Flying ointment greases the doors to the vampire confessional

I do not like the person gathering behind these words
I do not believe his wound is what he says it is
I see nothing in his chipped little eyes that leads me to believe
 
There’s no-one to stop you. There’s no-one to hold you back. There’s a stutter when the fan, rotating, endless, returns to spray my bare rump with air. Trapped in the walls, voices we flung there, not caring whether they could be retrieved or not, only relieved of the bulk of words that gathers behind the lips whenever one or the other of us slides into view. There’s no-one to hold you back. There’s the earth’s heat, climbing down from the trees in the dark, filling your mouth with the taste of iron. No-one can stop you, now that between your legs the sun is a yolk and all the summer heat albumen, where the ark was recorded. Believe me, the wound is lead. There are no leaves in my womb which,  turning, endless, refer to print small enough to be legally binding. I’m drinking your blood. It’s hot and still moving like the passage of the ark on the face of the deep, turned up in a sloshed smile. It arouses me that you hate my beauty but not enough to reach across the surly chasm of this dim room to switch off the fan. There’s no-one to stop me. They pair off, holding hands. You are everything that can be spoken of. You are the case. In you I place the earth’s heat so it can bleed out from your pores, so I can lick it from your shoulders. Other people are a theory. My womb is no such box, a yolk filling your mouth with the taste of iron.

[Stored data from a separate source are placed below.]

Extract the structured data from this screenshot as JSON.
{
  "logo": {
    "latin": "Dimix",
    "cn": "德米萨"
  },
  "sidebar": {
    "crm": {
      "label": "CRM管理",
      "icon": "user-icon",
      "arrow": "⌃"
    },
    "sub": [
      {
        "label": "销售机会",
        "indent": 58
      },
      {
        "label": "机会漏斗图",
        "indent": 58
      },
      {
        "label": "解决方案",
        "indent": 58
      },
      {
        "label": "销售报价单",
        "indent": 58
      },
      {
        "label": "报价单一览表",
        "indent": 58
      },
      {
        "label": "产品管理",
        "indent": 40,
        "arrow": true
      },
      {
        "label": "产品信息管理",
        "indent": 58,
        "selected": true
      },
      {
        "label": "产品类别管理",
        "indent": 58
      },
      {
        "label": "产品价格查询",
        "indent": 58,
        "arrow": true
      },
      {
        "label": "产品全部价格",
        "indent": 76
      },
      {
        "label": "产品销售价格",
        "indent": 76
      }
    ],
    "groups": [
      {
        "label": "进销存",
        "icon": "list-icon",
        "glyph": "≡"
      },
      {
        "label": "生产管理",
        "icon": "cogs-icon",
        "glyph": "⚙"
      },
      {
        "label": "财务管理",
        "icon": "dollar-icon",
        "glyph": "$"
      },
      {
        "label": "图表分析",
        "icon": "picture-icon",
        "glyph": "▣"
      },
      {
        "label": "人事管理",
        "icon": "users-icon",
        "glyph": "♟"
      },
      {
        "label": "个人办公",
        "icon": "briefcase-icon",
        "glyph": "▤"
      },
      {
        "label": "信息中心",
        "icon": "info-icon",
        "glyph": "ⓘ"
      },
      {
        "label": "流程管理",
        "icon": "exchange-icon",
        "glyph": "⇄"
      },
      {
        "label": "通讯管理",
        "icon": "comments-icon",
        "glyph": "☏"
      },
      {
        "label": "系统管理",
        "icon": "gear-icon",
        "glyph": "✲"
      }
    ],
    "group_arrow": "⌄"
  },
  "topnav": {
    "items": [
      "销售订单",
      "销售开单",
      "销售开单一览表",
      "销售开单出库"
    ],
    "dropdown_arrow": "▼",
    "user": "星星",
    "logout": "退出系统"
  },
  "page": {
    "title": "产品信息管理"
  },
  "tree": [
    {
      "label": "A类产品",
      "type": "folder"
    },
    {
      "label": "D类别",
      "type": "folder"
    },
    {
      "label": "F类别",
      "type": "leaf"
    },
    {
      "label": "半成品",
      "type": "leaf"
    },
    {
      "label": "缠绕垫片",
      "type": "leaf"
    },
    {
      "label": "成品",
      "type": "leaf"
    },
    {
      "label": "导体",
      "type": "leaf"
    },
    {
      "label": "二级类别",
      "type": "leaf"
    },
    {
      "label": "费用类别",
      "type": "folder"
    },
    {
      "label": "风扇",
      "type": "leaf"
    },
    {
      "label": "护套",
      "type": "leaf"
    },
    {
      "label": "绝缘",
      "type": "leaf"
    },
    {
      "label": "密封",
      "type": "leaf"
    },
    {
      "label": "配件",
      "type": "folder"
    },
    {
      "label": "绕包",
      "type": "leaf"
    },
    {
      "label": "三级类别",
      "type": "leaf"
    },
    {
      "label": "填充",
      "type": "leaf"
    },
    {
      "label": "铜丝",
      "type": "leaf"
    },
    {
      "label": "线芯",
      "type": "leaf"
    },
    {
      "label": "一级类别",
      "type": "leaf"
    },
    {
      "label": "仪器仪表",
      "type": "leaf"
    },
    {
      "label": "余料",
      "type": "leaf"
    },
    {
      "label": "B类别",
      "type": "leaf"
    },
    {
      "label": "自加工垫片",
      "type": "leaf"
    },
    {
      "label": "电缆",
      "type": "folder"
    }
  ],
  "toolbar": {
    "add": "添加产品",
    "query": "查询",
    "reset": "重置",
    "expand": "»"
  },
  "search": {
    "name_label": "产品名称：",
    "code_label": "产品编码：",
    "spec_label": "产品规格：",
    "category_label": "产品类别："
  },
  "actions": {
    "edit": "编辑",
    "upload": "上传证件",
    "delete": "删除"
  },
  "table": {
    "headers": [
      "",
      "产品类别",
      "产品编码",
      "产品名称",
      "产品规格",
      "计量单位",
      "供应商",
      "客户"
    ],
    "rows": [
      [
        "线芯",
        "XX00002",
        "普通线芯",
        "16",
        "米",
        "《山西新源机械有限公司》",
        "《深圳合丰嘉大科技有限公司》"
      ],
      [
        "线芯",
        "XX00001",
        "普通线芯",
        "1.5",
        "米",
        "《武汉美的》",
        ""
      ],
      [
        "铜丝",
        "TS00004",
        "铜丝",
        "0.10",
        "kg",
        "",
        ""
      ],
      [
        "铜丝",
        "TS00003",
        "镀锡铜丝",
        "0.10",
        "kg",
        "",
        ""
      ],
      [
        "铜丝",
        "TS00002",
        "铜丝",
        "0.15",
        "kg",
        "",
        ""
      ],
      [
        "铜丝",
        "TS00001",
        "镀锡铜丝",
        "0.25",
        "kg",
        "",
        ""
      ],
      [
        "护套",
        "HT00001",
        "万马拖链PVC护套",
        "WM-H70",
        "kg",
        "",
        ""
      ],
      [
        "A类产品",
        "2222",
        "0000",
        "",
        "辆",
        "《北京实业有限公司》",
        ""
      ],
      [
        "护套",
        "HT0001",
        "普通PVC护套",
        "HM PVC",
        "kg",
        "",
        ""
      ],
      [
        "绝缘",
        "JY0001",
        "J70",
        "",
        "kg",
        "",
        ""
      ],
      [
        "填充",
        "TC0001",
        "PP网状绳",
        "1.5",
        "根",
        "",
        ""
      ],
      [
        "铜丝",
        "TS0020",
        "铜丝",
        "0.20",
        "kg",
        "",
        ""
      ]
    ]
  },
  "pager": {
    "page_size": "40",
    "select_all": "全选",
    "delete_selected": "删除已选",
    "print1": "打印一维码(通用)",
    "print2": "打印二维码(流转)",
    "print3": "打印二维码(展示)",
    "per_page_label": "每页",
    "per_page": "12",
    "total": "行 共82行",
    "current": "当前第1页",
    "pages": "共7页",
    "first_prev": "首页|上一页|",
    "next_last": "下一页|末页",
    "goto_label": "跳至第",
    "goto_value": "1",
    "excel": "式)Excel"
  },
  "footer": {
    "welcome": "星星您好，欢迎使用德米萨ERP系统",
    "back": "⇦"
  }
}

They ascend the plank in pairs.
 
In this dim room the sound of restless water
talks back to the walls, waiting for the shell to crack
He shows you a bright scar

 

 

Lewis LaCook

As a child, on interstate trips, Lewis LaCook thought the moon was following his family’s Econoline van. Upon reaching adulthood, he couldn’t tell whether the truth disappointed or relieved him, so he started writing things down. Some of these things looked like poems, and they may have appeared in journals like Lost And Found Times, Whiskey Tit, Lotus-eater, Synchronized Chaos, and Slope, among others. In 2012 BlazeVOX published Beyond the Bother of Sunlight, a book-length collaboration with Sheila E. Murphy; previously, Anabasis published his book-length poem Cling. Lewis can often be found wandering the wilds of Western New York state with his wife Lindsay. Lewis recommends the Pleistocene Park Foundation.